Today there are many tools and libraries available within engineering modeling environments that can be used to create mathematical models of the regulatory circuits of bacterial metabolic pathways. However, such models should be created using approaches and standards recognized by the scientific community. Such approach is the "Elementary Subsystems" approach, on which DSL tools and model representation standards SBML, SBGN, CellML, etc. are based. In the study, we present a working algorithm and its software implementation for reconstructing and analyzing large regulatory circuits, commonly arising in automatic generation problems with dozens/hundreds of subsystems.

The algorithm is implemented in Python programming language as package of Jupyter Notebooks. The basico library is used to build the model. Computational experiments are performed in the Copasi tool . The final model is implemented in SBML standard.
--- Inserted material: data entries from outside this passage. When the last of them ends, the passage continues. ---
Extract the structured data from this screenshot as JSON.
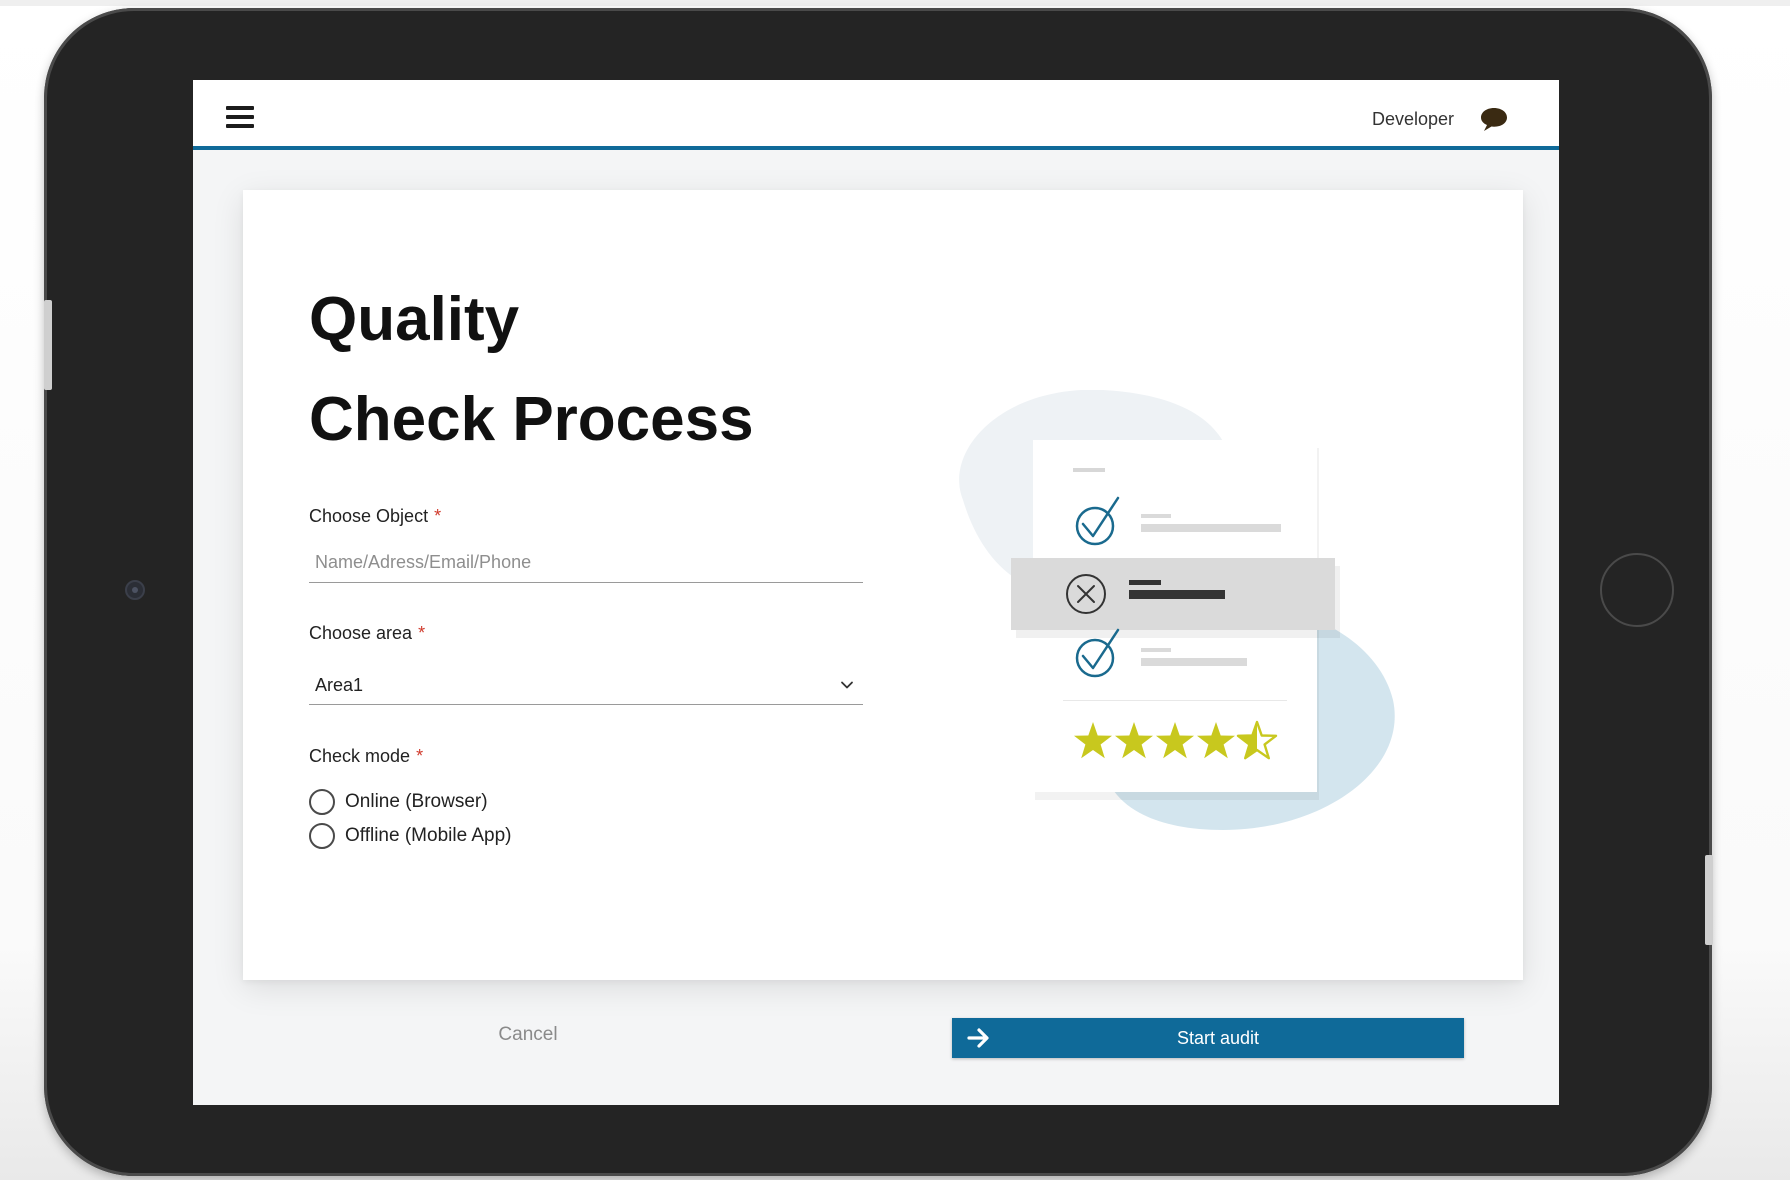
{
  "header": {
    "user": "Developer"
  },
  "form": {
    "title_line1": "Quality",
    "title_line2": "Check Process",
    "object_label": "Choose Object",
    "object_required": "*",
    "object_placeholder": "Name/Adress/Email/Phone",
    "area_label": "Choose area",
    "area_required": "*",
    "area_value": "Area1",
    "mode_label": "Check mode",
    "mode_required": "*",
    "mode_options": [
      {
        "label": "Online (Browser)",
        "selected": false
      },
      {
        "label": "Offline (Mobile App)",
        "selected": false
      }
    ]
  },
  "illustration": {
    "rating_full_stars": 4,
    "rating_half_star": true,
    "icons": [
      "check-icon",
      "x-circle-icon",
      "check-icon",
      "star-icon"
    ]
  },
  "footer": {
    "cancel_label": "Cancel",
    "start_label": "Start audit"
  },
  "colors": {
    "accent": "#0f6a99",
    "star": "#c8c81e",
    "required": "#d0392b",
    "blob": "#d6e7ef"
  }
}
Nowadays, information on regulatory relationships is built based on automated tools for whole-genome analysis and we obtain dozens/hundreds of nodes in regulatory circuits. The transition in reconstruction from such large-scale regulatory contours to their mathematical models within existing tools providing WYSIWYG approaches (as Copasi, CellDesigner, ECell) of model building is a rather labor intensive process. The developed software package provides a prepared set of steps that automate this transition: preparation of elementary subsystems, their placement in the compartment structure, generation of a combined mathematical model (export in SBML standard) and computational experiments. Setting additional features in the circuit elements annotation is the necessary step of customizing data post-processing methods for summary charts and simulation results visualization.